Specifically, CSX alleges that the personal injury claim filed on behalf of Earl Baylor was objectively baseless and that the defendants knew that no good faith basis existed for the claim.
C. Motion to Strike and Motion to Dismiss Count 6
The Peirce Firm requests that paragraphs 1 through 102, 103, 144, 153, and 179 of the amended complaint be struck from the complaint pursuant to Federal Rule of Civil Procedure 12(f) because they allegedly contain "immaterial, impertinent, or scandalous matter." This Court finds that the Peirce Firm has failed to meet its substantial burden in supporting a Rule 12(f) motion to strike.

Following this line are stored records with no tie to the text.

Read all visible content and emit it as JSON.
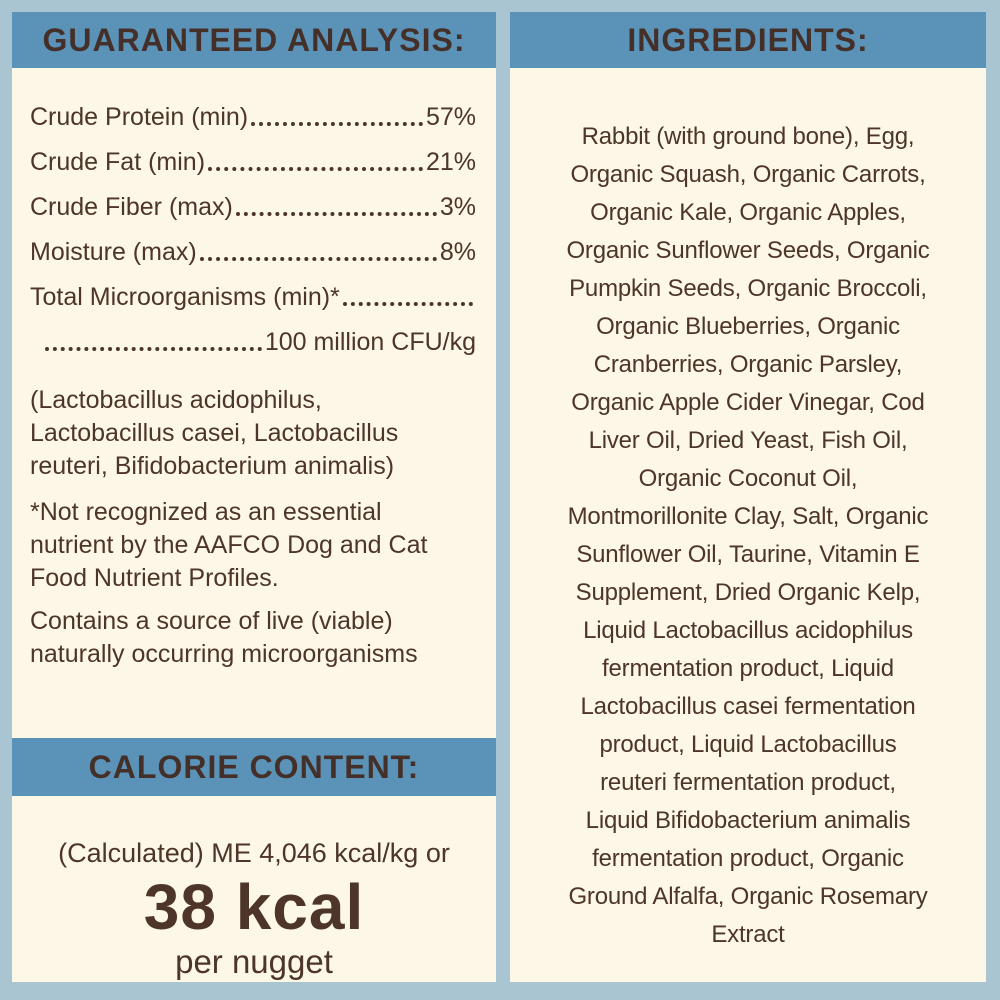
{
  "colors": {
    "page_background": "#a9c5d2",
    "header_band": "#5b93b8",
    "panel_background": "#fcf7e6",
    "text_brown": "#4e3529"
  },
  "guaranteed_analysis": {
    "header": "GUARANTEED ANALYSIS:",
    "rows": [
      {
        "label": "Crude Protein (min)",
        "value": "57%"
      },
      {
        "label": "Crude Fat (min)",
        "value": "21%"
      },
      {
        "label": "Crude Fiber (max)",
        "value": "3%"
      },
      {
        "label": "Moisture (max)",
        "value": "8%"
      },
      {
        "label": "Total Microorganisms (min)*",
        "value": ""
      },
      {
        "label": "",
        "value": "100 million CFU/kg"
      }
    ],
    "species_note_lines": [
      "(Lactobacillus acidophilus,",
      "Lactobacillus casei, Lactobacillus",
      "reuteri, Bifidobacterium animalis)"
    ],
    "aafco_note_lines": [
      "*Not recognized as an essential",
      "nutrient by the AAFCO Dog and Cat",
      "Food Nutrient Profiles."
    ],
    "live_note_lines": [
      "Contains a source of live (viable)",
      "naturally occurring microorganisms"
    ]
  },
  "calorie_content": {
    "header": "CALORIE CONTENT:",
    "calculated_line": "(Calculated) ME 4,046 kcal/kg or",
    "kcal_value": "38 kcal",
    "kcal_unit": "per nugget"
  },
  "ingredients": {
    "header": "INGREDIENTS:",
    "lines": [
      "Rabbit (with ground bone), Egg,",
      "Organic Squash, Organic Carrots,",
      "Organic Kale, Organic Apples,",
      "Organic Sunflower Seeds, Organic",
      "Pumpkin Seeds, Organic Broccoli,",
      "Organic Blueberries, Organic",
      "Cranberries, Organic Parsley,",
      "Organic Apple Cider Vinegar, Cod",
      "Liver Oil, Dried Yeast, Fish Oil,",
      "Organic Coconut Oil,",
      "Montmorillonite Clay, Salt, Organic",
      "Sunflower Oil, Taurine, Vitamin E",
      "Supplement, Dried Organic Kelp,",
      "Liquid Lactobacillus acidophilus",
      "fermentation product, Liquid",
      "Lactobacillus casei fermentation",
      "product, Liquid Lactobacillus",
      "reuteri fermentation product,",
      "Liquid Bifidobacterium animalis",
      "fermentation product, Organic",
      "Ground Alfalfa, Organic Rosemary",
      "Extract"
    ]
  }
}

Accordingly, because these allegations will not be stricken, the Peirce Firm's motion to dismiss Count 6 of the amended complaint is also denied.
IV. Conclusion
For the above-stated reasons, this Court makes the following rulings: The motion of Robert Peirce, Jr., Louis A. Raimond and Mark Coulter to dismiss Counts 1 through 4 of plaintiff's amended complaint is GRANTED as to Counts 1 and 2 and DENIED as to Counts 3 and 4; The Peirce Firm's motion to dismiss Count 6 of the amended complaint or alternatively to strike paragraphs 1 through 102, 103, 144, 153, and 179 of the plaintiff's amended complaint is DENIED; Defendant Gilkison's motion to join in the motions, memoranda and replies of co-defendants, as applicable is DENIED as untimely; and CSX's motion for leave to amend complaint is DENIED AS MOOT. Further, CSX's motion for oral argument is DENIED because the briefs submitted by counsel for the plaintiff and the defendant were sufficient to aid this Court's decision.
IT IS SO ORDERED.
The Clerk is DIRECTED to transmit a copy of this memorandum opinion and order to counsel of record herein.